Morocco and Le Monde: Between Journalistic Clichés and Historical Reality

It is not freedom of expression that I contest, nor Le Monde’s right to scrutinize Morocco. What I question is the quality of a newspaper once exemplary and which, for years now, seems to have abandoned the intellectual rigor that built its prestige. The problem is not that a critical article is published. The problem is that it is published with such analytical lightness and such indulgence in cliché that I wonder what has become of this newspaper of reference.

Bernard-Henri Lévy pointed this out decades ago: “Le Monde had broken with its heritage and had surrendered to emphatic writing, often conspiratorial, turning every detail into evidence in prepackaged intellectual trials.” BHL also denounced this temptation to elevate journalists into prosecutors and arbiters of truth, forgetting that the press is not made to “change France,” but to inform and enlighten.

These criticisms remain intact today. The August 24 article on an alleged “end-of-reign atmosphere” in Morocco illustrates this tendency: gratuitous dramatization, ready-made formulas, a narrative closer to serial fiction than to rigorous investigation.

What this type of approach conceals is the deep singularity of Morocco: a country at once young and ancient, modern yet deeply rooted, a living and complex nation that cannot be reduced to imported analytical frameworks.

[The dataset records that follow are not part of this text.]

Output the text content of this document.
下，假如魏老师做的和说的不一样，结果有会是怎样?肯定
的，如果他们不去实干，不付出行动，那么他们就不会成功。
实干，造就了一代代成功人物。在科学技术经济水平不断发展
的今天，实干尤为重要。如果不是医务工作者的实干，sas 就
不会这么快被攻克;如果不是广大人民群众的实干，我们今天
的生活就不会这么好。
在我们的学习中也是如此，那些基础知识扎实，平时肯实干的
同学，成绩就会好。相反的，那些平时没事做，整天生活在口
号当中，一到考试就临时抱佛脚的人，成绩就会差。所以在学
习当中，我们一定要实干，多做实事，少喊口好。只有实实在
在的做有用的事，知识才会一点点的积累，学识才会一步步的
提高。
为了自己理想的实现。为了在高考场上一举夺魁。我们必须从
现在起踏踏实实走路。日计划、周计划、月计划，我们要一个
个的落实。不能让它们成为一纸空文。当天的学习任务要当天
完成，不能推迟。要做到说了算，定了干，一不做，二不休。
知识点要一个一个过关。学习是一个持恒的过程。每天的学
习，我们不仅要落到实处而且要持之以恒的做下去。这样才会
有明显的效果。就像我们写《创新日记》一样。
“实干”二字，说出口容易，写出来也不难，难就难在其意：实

In November 2005, I published an op-ed in Le Monde where I wrote that Morocco is a “young country, thirteen centuries old.” Two decades later, this statement remains true. Morocco is the monarchy; and the monarchy is Morocco. Those who fail to understand this organic bond, this fusion between the King and his people, miss the very essence of our national identity.

I say it again forcefully: the monarchy is neither an archaism nor an institutional backdrop. It is the backbone of the nation, its continuity, its cement. It unites tradition and modernity, rootedness and future. Reducing this reality to an “end of reign” narrative is committing a double fault: a fault of understanding and a fault of respect.

Understanding, because nothing can be grasped about Morocco if one ignores the centrality of the monarchy. Respect, because one cannot seriously analyze a people while denying what underpins their collective imagination and cohesion.

I do not deny that Morocco has its challenges, contradictions, and weaknesses. But understanding them requires rigor, nuance, and depth. Qualities that were once those of Le Monde and that now seem to have dissipated into the ease of clichés. Journalistic criticism is legitimate, even necessary. But it must be grounded, substantiated, and proportionate. When it becomes approximation, it ceases to enlighten and is reduced to posture.

The real question, therefore, is not whether Le Monde has the right to write about Morocco. Of course it does. The question is whether it is still capable of doing so. Capable of speaking with the elevation and intelligence that were once its hallmark. Capable of offering the reader something other than a conventional and lazy narrative. Morocco has not changed in its essence: young and old at the same time, modern and rooted, it remains inseparable from its monarchy. Those who refuse to see it are merely projecting their fantasies.

That is the real tragedy, and perhaps the only “end of reign” I recognize: that of the great Le Monde of the past, the one that knew how to understand before it judged.